Gündemi belirlenen değil, gündemi belirleyen gazete!
Hani, Başbakan Tayyip Erdoğan, sık sık; “Türkiye gündemi belirlenen değil, artık gündem belirleyen ülke oldu” der ya, bu söz, “Akit” için de geçerlidir... Akit de; “bazı gazeteler” gibi “gündemi belirlenen” değil, artık “gündem belirleyen” bir gazete olmuştur.

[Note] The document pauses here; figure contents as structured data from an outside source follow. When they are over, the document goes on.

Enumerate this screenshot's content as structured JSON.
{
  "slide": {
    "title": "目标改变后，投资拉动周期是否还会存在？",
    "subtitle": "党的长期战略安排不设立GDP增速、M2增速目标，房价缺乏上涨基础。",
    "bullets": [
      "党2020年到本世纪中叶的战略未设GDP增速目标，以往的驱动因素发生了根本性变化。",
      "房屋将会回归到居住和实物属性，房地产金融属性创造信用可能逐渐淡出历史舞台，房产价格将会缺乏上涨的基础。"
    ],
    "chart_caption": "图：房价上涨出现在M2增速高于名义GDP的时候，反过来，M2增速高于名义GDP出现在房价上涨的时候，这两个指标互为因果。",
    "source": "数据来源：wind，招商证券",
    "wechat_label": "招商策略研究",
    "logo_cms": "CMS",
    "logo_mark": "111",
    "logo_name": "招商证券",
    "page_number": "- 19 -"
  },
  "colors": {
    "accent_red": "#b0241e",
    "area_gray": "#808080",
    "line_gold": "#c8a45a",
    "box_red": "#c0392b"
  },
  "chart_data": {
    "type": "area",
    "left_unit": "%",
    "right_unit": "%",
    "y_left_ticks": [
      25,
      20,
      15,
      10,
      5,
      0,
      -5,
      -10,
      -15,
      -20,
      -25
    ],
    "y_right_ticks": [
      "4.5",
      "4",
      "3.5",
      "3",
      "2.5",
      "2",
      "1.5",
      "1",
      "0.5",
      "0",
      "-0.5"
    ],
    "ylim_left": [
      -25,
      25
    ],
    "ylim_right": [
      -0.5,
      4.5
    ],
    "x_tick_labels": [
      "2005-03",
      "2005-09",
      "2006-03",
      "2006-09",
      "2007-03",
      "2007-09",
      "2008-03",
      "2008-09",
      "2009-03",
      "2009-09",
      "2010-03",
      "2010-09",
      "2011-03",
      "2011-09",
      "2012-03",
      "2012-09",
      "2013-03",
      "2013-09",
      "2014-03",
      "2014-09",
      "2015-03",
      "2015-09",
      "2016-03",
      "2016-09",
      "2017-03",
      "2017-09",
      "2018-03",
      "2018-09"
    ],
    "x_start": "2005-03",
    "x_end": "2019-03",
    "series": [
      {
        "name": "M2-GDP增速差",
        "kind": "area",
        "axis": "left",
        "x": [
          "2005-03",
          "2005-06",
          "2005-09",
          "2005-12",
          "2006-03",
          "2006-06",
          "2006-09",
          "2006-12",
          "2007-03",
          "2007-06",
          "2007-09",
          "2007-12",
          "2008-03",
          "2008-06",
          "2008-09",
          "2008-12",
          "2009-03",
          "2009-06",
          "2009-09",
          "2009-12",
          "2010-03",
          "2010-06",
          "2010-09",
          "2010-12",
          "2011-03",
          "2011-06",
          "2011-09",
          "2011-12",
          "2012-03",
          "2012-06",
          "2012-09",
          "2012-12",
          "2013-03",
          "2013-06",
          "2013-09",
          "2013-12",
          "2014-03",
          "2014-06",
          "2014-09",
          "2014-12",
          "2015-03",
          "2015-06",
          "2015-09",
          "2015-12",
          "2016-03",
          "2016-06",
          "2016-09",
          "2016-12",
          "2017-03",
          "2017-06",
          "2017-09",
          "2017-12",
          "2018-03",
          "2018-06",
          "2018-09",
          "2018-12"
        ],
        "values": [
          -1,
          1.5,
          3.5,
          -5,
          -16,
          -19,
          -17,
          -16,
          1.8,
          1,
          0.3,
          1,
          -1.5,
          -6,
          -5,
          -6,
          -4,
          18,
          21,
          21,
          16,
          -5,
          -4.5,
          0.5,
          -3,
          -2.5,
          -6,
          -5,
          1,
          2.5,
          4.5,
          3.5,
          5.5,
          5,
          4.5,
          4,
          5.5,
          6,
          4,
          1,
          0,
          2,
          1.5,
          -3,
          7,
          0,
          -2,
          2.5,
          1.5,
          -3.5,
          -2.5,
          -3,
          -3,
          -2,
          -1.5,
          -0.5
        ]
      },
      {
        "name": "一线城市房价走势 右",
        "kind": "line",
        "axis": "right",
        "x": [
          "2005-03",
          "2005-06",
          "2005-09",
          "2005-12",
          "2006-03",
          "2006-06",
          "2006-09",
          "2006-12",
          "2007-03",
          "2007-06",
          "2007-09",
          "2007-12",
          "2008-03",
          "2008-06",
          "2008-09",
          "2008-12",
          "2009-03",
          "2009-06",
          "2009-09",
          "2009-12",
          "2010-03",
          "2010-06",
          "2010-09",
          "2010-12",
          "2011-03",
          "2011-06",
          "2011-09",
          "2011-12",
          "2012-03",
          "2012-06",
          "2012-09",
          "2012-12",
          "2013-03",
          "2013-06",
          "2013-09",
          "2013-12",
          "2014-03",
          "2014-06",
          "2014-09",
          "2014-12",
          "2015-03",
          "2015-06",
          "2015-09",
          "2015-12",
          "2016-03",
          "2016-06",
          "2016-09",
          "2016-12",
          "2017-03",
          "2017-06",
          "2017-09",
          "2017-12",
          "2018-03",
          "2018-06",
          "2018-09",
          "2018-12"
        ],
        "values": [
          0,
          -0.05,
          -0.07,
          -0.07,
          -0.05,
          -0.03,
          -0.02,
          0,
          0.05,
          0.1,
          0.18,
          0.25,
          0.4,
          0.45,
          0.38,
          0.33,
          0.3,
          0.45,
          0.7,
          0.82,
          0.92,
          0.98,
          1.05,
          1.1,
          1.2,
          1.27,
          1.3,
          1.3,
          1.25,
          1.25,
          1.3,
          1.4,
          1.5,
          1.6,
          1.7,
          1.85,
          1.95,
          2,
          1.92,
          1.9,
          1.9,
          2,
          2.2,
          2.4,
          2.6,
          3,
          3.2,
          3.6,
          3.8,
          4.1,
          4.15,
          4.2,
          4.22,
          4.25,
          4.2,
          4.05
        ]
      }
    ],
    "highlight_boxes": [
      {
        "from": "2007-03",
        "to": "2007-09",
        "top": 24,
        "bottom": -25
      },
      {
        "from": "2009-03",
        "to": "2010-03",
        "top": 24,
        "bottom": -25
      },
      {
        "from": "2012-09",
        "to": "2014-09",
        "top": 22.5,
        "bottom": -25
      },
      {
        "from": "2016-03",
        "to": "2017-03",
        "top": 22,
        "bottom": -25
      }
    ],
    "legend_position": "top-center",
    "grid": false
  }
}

“Gazetecilik” mesleğini bir “tren”e benzetirsek, Akit’in yaptığı, “vagon”ların önünde “lokomotiflik” yapmaktır... Çünkü Akit, hep “önde” gitmekte, bir çok gazete Akit’i takip etmektedir!..
Bunun “sayısız örnek”leri var.
Ama, sadece “geçen hafta”ya bakacak olursak, “en az 3 haber”in, sadece Akit’te yer aldığını, diğer gazetelerin Akit’in peşinden geldiğini görürsünüz.
Açık ve net söylüyoruz:
Bunu “gururlanmak” ve “kibirlenmek” için söylemiyoruz... Amacımız, “övünmek” de değil... Sadece ve sadece Akit’in; “bağımsız, bağlantısız ve güdümsüz” olduğunun, yani “gündem belirleyen bir gazete” olduğunun bilinmesi için söylüyoruz.
Bir çok gazetenin “oyun”da, “oynaş”ta ve “Londra’daki düğün”de olduğu bir haftada, Akit, Türkiye’de olup bitenleri gözler önüne sermekle meşguldü!..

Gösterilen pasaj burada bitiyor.